Tsar Nicholas II is shown here in a field surrounded by soldiers after his forced abdication on March 15, 1917. He was the last Emperor of Russia, and his reign saw the fall of the Russian Empire from a great power of the world to economic and military collapse. Nicholas II earned the name Nicholas the Bloody for the events of the Khodynka Tragedy, Bloody Sunday, the violent suppression of the 1905 Revolution, his perceived responsibility for and defeat in the Japanese War, and the anti-Semitic pogroms common under his empire. The estimated 3.3 million Russians killed in World War I and the lack of food and supplies on the home front were ultimately the downfalls of the Romanov dynasty.

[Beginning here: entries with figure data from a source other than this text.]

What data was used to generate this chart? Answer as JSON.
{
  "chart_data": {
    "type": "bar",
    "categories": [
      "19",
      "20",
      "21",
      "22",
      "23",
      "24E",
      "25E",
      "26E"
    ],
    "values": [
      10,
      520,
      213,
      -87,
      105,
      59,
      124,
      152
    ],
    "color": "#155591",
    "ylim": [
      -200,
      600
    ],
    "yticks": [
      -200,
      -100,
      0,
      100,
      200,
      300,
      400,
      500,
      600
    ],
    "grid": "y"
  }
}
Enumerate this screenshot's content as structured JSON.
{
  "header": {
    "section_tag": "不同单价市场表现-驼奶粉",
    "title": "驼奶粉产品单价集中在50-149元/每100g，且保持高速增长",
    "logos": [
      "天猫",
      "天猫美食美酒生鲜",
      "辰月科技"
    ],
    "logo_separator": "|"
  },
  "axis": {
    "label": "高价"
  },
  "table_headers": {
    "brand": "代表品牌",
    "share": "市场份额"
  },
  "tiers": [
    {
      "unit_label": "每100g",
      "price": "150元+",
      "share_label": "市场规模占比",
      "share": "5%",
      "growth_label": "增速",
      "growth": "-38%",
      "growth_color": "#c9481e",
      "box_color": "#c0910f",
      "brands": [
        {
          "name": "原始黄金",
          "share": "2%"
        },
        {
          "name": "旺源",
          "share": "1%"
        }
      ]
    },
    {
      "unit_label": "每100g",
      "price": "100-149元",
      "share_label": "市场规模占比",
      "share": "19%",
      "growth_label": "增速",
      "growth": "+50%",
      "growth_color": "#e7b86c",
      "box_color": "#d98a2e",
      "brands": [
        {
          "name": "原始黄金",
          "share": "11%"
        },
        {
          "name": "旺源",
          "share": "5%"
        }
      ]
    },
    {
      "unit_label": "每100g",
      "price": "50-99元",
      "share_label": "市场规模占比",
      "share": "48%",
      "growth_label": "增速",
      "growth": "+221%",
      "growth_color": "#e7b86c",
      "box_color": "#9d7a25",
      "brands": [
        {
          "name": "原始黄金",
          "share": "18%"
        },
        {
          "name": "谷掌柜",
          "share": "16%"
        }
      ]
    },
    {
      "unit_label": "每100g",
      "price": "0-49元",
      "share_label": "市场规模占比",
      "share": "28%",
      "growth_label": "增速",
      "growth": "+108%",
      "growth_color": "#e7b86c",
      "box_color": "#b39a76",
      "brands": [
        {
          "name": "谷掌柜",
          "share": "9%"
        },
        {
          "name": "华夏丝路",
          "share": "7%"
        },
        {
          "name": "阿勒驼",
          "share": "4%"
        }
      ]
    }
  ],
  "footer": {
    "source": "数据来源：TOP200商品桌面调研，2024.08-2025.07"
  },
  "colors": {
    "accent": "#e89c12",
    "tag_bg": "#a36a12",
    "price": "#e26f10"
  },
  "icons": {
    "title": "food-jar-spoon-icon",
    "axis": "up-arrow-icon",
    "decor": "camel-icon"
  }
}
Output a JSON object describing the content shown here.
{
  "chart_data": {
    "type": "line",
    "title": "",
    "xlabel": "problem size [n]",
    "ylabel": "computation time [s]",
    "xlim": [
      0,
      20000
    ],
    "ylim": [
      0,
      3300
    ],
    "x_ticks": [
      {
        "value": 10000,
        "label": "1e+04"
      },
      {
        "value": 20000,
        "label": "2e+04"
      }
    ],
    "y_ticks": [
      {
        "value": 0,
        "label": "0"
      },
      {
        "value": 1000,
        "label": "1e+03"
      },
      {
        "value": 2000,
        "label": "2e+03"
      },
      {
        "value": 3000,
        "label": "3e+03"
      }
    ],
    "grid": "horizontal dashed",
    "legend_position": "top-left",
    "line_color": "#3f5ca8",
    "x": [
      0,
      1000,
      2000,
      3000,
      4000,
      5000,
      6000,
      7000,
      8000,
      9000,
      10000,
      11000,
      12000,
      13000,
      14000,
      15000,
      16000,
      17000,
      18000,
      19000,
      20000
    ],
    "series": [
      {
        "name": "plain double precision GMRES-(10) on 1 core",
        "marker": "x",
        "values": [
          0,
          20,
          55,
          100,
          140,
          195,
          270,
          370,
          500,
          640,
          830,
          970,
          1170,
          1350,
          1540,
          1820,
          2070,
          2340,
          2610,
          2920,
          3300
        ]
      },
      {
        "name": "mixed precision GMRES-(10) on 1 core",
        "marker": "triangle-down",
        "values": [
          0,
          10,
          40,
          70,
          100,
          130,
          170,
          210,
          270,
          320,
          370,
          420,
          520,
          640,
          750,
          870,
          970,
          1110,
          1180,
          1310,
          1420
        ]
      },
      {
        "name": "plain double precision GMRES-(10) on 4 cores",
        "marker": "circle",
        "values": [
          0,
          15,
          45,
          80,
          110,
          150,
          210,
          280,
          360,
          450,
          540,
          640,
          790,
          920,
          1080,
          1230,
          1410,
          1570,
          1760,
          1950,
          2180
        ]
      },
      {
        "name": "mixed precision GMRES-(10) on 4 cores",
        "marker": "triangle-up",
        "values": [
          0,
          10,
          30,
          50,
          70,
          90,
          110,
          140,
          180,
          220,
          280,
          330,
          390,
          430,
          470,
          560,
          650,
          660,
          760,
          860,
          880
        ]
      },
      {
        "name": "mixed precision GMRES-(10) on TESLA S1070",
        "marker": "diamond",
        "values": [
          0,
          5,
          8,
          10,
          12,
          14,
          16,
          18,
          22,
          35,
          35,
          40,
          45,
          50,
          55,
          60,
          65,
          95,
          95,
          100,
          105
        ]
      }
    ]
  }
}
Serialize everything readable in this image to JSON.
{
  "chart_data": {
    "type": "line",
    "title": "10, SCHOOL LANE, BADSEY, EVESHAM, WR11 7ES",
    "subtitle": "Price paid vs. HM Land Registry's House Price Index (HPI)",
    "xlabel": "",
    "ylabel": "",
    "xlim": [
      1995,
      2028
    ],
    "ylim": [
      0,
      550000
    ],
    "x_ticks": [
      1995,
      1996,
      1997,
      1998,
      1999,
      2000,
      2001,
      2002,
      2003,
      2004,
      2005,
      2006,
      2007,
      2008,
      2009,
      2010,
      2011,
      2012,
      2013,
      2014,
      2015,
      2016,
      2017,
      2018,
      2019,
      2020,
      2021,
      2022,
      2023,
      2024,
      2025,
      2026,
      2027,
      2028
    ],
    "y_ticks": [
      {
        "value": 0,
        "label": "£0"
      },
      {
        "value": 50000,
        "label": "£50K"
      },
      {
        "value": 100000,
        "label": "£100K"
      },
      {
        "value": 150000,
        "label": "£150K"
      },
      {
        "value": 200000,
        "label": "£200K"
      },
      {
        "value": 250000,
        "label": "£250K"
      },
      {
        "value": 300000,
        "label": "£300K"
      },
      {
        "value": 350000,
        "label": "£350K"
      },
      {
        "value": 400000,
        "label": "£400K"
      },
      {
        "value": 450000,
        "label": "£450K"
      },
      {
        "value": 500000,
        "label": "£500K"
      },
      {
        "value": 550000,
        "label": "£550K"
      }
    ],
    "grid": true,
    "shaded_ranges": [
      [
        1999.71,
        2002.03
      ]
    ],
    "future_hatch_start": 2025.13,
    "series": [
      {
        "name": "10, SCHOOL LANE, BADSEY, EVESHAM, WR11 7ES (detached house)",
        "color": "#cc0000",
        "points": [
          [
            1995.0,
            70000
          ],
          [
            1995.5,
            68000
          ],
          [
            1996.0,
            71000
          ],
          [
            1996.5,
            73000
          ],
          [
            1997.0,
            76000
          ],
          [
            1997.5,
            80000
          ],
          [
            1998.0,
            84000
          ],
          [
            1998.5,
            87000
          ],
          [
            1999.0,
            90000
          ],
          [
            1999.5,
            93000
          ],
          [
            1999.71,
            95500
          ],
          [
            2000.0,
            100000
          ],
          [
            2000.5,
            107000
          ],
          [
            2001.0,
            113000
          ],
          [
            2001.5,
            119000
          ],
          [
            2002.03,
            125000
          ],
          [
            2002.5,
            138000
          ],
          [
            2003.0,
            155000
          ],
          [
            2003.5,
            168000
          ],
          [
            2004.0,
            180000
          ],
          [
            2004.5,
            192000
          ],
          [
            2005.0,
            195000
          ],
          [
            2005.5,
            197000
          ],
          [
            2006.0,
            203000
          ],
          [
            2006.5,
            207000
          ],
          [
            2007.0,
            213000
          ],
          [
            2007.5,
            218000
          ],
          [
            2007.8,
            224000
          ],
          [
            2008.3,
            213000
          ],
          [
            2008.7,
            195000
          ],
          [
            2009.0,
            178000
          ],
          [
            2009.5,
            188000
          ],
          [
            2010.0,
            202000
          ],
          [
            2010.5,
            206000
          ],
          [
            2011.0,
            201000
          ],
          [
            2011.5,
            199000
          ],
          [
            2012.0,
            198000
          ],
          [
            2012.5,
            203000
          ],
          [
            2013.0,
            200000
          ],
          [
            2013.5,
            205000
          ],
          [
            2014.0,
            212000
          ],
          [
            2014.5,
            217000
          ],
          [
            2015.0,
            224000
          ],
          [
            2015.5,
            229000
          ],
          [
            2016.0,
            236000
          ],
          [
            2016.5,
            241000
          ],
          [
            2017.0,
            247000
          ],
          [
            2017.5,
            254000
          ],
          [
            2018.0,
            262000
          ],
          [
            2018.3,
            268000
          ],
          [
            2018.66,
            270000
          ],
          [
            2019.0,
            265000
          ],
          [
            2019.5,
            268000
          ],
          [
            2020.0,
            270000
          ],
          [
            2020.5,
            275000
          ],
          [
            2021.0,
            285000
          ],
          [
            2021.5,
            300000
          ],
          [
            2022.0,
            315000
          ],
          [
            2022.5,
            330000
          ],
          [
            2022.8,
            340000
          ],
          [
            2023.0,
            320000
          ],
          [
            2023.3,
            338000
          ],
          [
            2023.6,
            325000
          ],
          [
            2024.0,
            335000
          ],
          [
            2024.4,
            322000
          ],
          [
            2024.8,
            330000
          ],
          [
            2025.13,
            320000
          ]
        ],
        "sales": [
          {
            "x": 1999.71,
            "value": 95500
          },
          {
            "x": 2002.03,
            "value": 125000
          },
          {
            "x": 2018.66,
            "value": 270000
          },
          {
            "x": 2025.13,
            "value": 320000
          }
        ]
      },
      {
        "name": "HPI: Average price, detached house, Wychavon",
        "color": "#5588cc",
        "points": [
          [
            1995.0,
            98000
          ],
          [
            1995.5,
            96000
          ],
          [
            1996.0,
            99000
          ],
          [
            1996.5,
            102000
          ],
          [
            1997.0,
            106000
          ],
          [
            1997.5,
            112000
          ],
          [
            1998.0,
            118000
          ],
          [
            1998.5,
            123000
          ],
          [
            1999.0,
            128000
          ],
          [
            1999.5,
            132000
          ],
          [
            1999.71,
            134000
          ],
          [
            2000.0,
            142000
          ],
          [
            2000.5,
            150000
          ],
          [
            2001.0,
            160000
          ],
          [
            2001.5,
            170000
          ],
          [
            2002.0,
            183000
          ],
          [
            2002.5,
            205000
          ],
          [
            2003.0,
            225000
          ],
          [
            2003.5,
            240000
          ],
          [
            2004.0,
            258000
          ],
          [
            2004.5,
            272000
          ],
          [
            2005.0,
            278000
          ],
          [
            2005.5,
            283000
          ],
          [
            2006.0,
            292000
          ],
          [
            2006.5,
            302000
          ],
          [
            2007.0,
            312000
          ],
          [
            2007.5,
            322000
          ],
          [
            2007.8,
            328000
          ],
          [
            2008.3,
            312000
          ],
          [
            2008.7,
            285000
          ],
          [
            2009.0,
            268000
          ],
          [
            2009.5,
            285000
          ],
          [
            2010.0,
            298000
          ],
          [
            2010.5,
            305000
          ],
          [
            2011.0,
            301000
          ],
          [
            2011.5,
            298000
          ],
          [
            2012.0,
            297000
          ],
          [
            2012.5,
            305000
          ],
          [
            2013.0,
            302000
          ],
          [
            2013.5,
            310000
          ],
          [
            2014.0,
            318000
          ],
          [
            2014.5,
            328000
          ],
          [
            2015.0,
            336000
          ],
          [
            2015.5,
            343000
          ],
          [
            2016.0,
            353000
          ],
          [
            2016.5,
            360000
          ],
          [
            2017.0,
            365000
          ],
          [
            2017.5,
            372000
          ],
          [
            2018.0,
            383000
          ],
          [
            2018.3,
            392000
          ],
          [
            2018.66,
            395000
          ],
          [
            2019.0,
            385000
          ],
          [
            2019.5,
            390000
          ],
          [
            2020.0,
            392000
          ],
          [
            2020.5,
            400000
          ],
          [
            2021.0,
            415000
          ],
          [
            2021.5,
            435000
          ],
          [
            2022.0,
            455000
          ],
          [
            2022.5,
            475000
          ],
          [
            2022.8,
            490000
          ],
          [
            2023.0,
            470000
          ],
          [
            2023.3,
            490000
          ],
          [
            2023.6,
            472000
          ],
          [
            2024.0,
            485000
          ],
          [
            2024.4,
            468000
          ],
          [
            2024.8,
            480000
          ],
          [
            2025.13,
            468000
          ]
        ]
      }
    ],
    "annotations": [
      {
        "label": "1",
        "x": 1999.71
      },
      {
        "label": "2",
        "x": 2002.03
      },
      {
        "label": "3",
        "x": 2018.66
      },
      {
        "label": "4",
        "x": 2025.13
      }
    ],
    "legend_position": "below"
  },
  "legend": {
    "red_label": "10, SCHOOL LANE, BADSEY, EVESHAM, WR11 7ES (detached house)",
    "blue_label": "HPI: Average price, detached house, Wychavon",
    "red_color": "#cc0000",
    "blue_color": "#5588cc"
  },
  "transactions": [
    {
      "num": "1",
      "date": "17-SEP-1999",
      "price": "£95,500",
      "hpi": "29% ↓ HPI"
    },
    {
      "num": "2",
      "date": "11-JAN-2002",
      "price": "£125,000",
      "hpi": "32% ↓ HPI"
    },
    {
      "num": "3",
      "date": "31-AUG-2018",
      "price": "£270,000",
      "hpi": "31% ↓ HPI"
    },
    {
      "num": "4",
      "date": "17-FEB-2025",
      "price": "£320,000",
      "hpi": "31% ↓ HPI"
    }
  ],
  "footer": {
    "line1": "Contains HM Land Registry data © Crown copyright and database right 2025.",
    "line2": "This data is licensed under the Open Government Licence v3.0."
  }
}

At Tsarskoye Selo Before Captivity

This photograph was taken at Tsarskoe Selo in 1916, about a year before the family would be held in captivity on the same grounds. Alexei sits between his mother Empress Alexandra, and father Tsar Nicholas II. Before Tsarskoe Selo was a prison for the Romanovs, the beautiful Alexander Palace and adjacent Alexander Park were a summer residence for the family. Visiting nobility would also stay in Tsarskoe Selo, which is located about fifteen miles south of the center of Saint Petersburg. After Bloody Sunday, Alexandra decided to make Alexander Palace the family’s permanent residence, since the Winter Palace was too dangerous.